(I want to acknowledge
Tanya Shirley, a Jamaican poet, whose “A Chant Against Fear” inspired part of
this.)
Backsliding
– should I be afraid of it or look forward to it? Mainstream culture says backsliding
is bad. We must always be moving forward. Like sharks, if we don’t keep moving
(forward, of course), we die. If we take one step forward and two steps back,
that’s a tragedy. What if
there’s a time for backsliding.
Jack died.
Did I tell you that? I’m supposed to be moving forward, finding closure, healing.

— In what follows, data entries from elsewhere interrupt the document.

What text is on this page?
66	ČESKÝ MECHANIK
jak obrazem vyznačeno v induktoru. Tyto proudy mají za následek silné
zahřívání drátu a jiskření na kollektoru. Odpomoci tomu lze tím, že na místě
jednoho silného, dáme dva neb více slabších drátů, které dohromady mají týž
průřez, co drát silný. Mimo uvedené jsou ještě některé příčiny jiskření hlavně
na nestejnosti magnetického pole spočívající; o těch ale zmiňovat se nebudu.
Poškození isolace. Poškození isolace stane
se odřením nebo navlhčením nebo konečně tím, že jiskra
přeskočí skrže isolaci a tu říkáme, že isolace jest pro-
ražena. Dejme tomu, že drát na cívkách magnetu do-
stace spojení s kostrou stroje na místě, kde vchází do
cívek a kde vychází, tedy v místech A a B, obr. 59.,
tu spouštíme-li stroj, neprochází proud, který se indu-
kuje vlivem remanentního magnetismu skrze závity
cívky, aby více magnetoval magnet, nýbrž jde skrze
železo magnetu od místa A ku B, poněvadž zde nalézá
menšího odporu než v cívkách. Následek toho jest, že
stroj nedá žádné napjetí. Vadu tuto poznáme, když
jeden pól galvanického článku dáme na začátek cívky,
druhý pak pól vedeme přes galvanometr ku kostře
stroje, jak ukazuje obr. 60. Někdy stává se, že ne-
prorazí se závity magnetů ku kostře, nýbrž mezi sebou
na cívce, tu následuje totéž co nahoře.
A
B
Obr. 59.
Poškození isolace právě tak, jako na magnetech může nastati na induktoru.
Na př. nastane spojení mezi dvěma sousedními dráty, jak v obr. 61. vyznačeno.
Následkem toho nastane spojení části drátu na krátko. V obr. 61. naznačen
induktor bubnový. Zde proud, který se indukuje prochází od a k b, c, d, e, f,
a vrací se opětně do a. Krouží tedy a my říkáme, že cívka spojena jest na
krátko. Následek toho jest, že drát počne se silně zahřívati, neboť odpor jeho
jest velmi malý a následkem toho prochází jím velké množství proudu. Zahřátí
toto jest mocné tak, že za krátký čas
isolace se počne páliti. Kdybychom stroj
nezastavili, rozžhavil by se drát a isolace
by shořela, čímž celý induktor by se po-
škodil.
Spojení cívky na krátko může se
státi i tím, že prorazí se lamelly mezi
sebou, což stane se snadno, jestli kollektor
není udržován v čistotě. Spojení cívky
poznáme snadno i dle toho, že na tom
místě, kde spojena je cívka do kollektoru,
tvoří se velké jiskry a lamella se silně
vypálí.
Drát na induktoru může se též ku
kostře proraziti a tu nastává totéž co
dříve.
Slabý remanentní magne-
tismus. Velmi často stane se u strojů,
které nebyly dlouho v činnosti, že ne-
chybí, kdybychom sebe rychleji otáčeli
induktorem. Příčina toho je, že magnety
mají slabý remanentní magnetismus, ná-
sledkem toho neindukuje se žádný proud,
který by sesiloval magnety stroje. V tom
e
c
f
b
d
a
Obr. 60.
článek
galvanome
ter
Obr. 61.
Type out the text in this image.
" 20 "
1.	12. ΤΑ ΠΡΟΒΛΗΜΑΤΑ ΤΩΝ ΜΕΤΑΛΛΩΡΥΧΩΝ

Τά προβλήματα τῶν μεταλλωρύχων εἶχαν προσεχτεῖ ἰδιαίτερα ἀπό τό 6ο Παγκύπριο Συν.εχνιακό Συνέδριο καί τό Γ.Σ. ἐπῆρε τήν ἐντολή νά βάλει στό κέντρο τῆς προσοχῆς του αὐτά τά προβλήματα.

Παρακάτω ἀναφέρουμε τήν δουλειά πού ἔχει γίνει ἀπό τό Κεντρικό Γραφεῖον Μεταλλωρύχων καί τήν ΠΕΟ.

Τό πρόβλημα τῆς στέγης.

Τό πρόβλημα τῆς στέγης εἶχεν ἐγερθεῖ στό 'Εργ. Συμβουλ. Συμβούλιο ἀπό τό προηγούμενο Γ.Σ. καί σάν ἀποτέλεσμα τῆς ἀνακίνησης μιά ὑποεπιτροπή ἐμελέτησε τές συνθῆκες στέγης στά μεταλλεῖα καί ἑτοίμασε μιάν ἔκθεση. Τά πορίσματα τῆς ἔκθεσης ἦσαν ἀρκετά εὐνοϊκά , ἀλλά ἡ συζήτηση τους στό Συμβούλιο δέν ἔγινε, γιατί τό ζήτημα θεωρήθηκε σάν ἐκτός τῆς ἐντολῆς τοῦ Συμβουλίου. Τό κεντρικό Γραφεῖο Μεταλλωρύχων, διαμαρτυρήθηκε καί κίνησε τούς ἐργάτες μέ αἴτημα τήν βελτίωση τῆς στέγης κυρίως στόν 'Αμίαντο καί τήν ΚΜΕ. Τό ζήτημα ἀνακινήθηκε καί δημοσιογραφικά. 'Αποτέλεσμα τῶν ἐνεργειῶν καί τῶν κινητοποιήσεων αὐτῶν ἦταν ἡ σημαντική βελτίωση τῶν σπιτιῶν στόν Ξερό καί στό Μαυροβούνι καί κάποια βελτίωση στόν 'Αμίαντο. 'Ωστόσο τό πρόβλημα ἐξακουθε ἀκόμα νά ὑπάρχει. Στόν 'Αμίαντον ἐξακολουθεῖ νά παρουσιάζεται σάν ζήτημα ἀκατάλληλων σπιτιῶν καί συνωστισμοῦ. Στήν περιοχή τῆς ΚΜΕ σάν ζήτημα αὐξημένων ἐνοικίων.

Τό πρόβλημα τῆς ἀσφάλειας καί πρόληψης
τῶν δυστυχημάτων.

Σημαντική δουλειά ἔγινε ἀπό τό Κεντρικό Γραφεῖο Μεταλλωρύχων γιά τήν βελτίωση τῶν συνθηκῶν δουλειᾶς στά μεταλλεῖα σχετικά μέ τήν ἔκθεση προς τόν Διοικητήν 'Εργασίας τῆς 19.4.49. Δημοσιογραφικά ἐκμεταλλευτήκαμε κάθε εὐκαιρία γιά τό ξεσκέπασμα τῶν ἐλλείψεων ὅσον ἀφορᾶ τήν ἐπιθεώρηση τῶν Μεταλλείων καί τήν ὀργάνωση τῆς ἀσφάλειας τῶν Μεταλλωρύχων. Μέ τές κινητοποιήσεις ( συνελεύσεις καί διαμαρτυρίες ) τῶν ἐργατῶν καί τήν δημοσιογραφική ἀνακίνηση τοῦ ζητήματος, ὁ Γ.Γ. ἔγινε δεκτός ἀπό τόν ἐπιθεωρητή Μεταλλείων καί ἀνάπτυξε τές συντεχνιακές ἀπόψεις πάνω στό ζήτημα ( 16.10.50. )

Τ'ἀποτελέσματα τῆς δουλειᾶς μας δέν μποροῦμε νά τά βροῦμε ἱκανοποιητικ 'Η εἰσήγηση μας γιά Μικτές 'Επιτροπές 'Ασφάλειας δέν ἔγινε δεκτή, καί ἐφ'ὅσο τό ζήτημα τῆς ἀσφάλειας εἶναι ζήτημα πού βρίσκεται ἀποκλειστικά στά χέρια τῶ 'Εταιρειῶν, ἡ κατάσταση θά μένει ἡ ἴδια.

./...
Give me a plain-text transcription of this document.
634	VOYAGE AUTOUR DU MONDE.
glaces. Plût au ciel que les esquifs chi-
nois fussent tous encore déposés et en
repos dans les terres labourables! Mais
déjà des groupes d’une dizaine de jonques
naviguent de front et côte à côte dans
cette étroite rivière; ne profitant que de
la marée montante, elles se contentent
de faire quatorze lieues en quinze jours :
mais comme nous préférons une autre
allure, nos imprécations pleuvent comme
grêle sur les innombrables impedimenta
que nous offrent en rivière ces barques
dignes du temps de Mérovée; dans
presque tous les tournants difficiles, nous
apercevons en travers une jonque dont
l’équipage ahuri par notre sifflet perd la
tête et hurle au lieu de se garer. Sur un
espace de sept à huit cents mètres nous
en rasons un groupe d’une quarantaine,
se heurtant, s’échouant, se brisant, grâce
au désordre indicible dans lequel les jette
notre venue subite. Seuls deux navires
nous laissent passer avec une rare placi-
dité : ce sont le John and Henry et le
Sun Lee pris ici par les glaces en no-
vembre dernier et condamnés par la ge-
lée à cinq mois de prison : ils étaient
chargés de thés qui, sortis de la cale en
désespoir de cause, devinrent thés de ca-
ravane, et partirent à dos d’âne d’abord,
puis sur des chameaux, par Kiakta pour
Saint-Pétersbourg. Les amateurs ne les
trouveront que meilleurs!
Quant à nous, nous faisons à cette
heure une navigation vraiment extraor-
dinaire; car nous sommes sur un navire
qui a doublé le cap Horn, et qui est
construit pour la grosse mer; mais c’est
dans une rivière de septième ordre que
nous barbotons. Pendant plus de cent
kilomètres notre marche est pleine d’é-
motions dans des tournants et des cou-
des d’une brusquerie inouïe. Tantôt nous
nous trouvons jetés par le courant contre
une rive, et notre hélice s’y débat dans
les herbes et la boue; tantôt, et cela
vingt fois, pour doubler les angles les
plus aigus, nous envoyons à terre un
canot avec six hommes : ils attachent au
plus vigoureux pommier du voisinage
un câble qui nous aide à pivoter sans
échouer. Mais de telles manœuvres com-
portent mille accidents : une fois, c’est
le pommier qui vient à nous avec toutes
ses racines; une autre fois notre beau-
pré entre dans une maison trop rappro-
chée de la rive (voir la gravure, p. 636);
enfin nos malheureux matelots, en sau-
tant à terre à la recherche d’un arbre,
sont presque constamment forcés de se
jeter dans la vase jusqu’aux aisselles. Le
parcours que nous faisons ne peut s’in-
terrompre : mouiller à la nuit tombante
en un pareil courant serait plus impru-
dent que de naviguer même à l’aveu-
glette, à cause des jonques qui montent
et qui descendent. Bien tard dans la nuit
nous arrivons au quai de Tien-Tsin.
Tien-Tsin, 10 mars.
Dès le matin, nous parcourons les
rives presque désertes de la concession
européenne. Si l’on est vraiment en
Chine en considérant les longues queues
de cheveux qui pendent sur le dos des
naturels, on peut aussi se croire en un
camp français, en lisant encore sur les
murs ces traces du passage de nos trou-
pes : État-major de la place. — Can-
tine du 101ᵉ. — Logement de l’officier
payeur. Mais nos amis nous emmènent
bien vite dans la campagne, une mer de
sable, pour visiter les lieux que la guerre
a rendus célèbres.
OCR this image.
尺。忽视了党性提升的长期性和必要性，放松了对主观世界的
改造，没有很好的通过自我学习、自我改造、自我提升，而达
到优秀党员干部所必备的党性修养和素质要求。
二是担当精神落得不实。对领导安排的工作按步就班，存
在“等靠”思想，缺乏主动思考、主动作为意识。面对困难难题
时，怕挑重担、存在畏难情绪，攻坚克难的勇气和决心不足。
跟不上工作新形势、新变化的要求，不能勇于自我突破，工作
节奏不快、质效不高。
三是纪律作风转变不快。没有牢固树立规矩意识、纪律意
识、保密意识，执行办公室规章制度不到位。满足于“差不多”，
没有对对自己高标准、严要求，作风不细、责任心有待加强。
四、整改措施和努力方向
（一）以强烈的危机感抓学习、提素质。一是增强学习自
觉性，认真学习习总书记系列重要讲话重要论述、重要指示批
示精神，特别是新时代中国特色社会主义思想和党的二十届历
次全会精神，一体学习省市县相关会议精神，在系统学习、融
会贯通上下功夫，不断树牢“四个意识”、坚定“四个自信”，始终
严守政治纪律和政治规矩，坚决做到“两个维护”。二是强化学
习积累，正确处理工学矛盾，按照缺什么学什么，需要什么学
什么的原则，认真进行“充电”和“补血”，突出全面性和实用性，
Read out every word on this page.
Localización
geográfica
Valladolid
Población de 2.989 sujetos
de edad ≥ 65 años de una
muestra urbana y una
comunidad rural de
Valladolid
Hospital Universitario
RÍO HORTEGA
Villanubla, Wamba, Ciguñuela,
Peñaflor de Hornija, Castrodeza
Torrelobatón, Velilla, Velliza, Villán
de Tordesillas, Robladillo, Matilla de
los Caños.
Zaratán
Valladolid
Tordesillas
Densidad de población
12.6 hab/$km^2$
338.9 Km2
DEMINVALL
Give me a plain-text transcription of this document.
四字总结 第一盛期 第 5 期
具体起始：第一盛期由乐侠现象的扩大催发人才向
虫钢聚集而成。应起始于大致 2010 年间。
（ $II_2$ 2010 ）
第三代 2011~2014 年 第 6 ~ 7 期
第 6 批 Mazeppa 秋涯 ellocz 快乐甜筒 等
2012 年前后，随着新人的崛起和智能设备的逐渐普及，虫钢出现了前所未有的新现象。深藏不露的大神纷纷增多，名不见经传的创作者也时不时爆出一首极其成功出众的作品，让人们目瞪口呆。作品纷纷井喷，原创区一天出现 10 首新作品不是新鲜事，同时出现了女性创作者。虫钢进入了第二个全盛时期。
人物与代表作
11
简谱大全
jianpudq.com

But I’m not backsliding into grief. Grief is beside the point.
We met when
we were 21, married at 22. We were children. I know, some of you may be 21 or
22 and think you’re adults. We thought we were adults, thought we knew who we
were and what we were doing.
We were
lucky, together for the next 52 years. At the beginning, I was a shy, reserved
person afraid to speak up because I knew no one would listen to me. I’ve becomw
confident, outspoken, standing up in front of classes, sometimes crowds, like this, becoming a boss, hiring and
firing, traveling to many countries with strange languages. Women’s liberation
had a lot to do with this transformation, but Jack supported it, too. Without
him, I’m afraid I’m backsliding to that earlier me.
When we
met, I was on my own and supporting myself, but I was still unformed,
malleable. Going from family to roommates, I’d only ever lived alone for two
weeks of my life. The first time I was completely on my own, in my own place, I
sat on my sofa/bed and cried, for half an hour. I retreated home, to my
parents. Then I was afraid, of the silence (no radio), no one to talk to (on
the pay phone out in the hall).
Fear of loneliness.
Fear of not knowing who I was.
A few
months after Jack died, fear came roaring back. Now I was home, and my fears were different:
Fear of losing the person I’d become via loving Jack and he
loving me.
Fear of being old as a single person, as a single woman, as
a woman who’s 75.
Fear of forgetting Jack if I’m successful in learning to
live without him.
Fear of the open-endedness of freedom, with no one to share
it with.
Fear that having a daily plan will constrain me, but
Fear that having no plan will leave me unmoored.
Fear of dying.
Fear of being a person who is afraid of dying.
The fear
ebbs, but never disappears. I remember what the great Negro Leagues xpitcher
Satchel Paige said, “Don't look
back. Something might be gaining on you.” But if I look back, if I backslide into that
fear, perhaps I’ll learn something I need to know.
-------------------------------
I read this at the July 24 Big Words series, which had the theme word "Backslide."